Alena Buyx, Medizinethikerin, Vorsitzende des Deutschen Ethikrats, EPD v. 15.01.2022
„Omikron ist jedenfalls der eine Teil, der uns Richtung Ende der Pandemie bringt. Das Virus vermehrt sich nicht mehr so häufig in der Lunge, sondern im Nasen-Rachenraum. Dadurch steigt die Übertragungfähigkeit, aber die schweren Verläufe reduzieren sich. Das ist typisch für ein endemisches Virus. (…) Es wird noch sehr viele schwere Erkrankungen geben bis zum Winterende. Das wäre mit mehr Impfungen und dem besseren Infektionsschutz der Älteren in der stationären und mobilen Altenpflege partiell vermeidbar gewesen. (…) Man kann es nicht oft genug sagen: Auf den Intensivstationen landen in überwiegendem Maße ungeimpfte Menschen, davon viele über 60-Jährige. (…) Aus rein epidemiologischen und medizinischen Gesichtspunkten macht sie (die Impfpflicht) Sinn: Jeder, der geimpft ist, reduziert sein Erkrankungs-Risiko. Und das Risiko für andere übrigens auch.“
Klaus Stöhr, Virologe und Epidemiologe, ehemaliger WHO-Virologen, in N‑TV v. 16.01.2022
Es sei nicht sicher, ob die Immunität durch die Infektion mit der Omikron-Variante ausreicht, um sich effizient gegen weitere Varianten zu schützen. Die Impflücke gerade der über 60-Jährigen sei gewaltig und mit Problemen behaftet. Zu viele Ungeimpfte mit hohem Risiko schwerer Erkrankungen könne sich unser Gesundheitswesen nicht leisten. Vieles über Omikron wisse man noch nicht. Man solle daher weiterhin sehr vorsichtig sein.

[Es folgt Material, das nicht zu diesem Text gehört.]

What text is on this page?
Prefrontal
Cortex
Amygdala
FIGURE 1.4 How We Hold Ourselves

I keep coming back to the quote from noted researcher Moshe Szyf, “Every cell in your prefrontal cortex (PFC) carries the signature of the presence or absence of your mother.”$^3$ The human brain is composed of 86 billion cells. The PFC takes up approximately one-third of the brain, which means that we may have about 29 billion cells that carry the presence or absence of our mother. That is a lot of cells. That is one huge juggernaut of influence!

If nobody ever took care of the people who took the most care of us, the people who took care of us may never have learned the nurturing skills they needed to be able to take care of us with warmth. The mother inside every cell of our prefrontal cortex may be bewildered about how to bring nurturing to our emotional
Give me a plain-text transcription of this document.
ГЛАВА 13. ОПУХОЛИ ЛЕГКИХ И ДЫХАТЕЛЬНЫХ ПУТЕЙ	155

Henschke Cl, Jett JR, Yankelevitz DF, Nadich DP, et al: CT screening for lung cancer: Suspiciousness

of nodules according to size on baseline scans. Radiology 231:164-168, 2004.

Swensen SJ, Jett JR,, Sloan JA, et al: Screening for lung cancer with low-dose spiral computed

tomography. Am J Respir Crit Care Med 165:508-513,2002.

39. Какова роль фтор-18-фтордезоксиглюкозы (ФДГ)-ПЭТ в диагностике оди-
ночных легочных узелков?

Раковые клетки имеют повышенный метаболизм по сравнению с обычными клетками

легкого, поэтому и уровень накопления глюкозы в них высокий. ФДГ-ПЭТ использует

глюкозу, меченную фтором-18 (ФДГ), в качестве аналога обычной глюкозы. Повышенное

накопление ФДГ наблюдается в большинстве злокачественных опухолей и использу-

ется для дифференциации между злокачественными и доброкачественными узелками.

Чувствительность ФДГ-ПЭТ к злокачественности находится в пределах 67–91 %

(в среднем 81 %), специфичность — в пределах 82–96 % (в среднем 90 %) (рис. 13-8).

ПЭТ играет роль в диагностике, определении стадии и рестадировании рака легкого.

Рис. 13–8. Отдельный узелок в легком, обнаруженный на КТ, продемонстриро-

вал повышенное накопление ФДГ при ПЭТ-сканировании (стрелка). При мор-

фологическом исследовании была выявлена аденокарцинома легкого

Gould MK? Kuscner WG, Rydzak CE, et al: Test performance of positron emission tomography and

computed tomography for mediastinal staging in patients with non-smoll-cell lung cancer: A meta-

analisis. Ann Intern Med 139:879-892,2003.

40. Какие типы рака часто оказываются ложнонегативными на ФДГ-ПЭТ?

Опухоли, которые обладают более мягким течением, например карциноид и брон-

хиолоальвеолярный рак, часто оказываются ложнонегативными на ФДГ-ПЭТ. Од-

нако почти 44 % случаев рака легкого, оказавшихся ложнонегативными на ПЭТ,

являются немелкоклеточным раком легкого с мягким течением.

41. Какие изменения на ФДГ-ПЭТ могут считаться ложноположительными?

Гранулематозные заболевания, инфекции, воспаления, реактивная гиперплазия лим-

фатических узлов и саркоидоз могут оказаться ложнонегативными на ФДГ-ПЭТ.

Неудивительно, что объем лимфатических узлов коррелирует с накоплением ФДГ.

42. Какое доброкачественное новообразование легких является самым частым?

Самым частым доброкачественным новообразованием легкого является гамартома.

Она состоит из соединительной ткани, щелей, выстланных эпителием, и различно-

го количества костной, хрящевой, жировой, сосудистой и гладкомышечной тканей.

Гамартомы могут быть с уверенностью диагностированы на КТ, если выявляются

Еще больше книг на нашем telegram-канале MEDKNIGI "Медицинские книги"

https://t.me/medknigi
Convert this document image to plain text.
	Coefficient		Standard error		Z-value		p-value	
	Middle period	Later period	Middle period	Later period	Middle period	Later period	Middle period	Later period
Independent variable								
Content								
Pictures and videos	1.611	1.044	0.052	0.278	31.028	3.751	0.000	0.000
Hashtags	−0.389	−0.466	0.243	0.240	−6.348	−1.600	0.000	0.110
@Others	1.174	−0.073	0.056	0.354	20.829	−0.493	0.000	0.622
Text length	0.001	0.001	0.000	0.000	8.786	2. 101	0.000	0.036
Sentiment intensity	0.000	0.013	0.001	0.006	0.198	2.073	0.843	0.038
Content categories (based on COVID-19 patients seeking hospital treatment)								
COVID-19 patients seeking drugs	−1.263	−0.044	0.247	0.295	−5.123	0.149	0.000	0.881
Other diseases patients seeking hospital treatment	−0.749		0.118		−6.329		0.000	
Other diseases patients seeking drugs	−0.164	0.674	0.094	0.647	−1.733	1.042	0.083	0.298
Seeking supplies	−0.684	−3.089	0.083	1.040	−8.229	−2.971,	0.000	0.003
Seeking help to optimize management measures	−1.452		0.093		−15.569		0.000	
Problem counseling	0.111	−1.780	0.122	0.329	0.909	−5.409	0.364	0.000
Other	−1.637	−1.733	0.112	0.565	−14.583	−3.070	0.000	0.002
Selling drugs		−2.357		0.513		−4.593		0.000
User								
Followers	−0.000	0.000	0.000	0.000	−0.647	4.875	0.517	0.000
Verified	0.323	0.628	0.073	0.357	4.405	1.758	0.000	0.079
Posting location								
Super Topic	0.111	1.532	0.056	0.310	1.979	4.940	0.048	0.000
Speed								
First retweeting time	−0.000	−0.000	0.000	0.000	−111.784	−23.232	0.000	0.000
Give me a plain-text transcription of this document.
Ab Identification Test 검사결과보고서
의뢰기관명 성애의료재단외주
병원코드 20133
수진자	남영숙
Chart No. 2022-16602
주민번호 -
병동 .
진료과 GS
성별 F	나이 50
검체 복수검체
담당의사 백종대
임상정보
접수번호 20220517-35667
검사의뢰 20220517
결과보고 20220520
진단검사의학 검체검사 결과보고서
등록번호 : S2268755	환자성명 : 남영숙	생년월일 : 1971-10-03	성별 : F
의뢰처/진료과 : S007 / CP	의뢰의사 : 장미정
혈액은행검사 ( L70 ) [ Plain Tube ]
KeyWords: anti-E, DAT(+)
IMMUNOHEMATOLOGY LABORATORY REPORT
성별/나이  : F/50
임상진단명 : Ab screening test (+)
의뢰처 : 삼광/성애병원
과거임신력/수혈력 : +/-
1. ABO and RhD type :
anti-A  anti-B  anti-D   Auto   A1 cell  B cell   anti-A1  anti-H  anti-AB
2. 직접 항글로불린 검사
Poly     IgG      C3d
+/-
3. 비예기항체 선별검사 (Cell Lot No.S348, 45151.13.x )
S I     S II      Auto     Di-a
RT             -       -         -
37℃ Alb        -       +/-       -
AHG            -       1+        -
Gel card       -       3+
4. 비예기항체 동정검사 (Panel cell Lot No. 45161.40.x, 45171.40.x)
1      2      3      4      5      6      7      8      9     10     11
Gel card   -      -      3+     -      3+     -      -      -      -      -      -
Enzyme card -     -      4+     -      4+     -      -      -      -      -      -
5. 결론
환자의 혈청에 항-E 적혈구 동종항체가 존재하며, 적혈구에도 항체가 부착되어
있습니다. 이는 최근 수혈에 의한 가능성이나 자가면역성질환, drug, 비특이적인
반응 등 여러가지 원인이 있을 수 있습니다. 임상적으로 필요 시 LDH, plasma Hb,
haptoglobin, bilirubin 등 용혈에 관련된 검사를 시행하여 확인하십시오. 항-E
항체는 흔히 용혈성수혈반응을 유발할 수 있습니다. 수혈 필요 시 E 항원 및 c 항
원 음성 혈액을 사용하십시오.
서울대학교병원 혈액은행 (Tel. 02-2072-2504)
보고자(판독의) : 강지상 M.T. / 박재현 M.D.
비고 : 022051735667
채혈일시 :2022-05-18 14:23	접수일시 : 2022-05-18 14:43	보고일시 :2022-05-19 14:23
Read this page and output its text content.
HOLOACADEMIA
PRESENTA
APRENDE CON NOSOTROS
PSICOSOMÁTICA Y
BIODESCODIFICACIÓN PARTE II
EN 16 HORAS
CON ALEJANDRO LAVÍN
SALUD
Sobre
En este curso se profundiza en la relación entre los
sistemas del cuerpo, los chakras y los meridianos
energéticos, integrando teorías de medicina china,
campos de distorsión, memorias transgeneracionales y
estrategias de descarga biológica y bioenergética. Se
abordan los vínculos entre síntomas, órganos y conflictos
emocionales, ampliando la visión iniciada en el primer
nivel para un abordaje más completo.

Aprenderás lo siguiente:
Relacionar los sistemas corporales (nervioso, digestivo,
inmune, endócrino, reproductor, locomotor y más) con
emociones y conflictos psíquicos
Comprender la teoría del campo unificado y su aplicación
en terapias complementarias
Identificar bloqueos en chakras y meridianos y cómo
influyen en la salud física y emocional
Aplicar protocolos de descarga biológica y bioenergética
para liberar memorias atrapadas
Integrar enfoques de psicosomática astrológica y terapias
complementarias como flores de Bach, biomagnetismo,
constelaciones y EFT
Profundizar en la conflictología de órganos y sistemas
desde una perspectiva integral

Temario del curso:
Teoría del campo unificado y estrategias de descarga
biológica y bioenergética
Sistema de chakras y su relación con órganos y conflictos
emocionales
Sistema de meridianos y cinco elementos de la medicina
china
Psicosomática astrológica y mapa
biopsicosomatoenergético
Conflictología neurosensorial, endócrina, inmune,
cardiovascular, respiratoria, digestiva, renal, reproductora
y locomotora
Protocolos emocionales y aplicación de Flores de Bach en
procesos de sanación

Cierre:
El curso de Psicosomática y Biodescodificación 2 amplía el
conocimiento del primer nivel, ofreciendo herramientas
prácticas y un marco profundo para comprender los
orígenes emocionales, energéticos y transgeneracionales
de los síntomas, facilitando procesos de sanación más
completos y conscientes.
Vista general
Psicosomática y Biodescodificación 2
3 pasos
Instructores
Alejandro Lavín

Dr. Martin Stürmer, Virologe, Interdisziplinäre Medizin-Diagnostik Frankfurt am Main, Morgenmagazin v. 17.01.2022
Fazit
Viele Stimmen, viel Konsens: Impfen verringert nach allem, was auch über die zunehmend dominierende Omikron-Variante bekannt ist, das Risiko schwerer Erkrankungen. Auffallend sind die vielen warnenden Hinweise auf die Impflücken bei älteren Menschen. Erfreulich ist zugleich, dass bei den Fachleuten Optimismus durchblitzt, die Pandemie könne in absehbarer Zeit ein Ende finden.
Den weiteren Verlauf des Pandemiegeschehens gilt es genau zu beobachten und auf Basis einer größeren, zuverlässigeren Datenbasis entsprechende Bewertungen vorzunehmen. Dies ist insbesondere im Hinblick auf die Diskussion um eine mögliche Impfpflicht wichtig.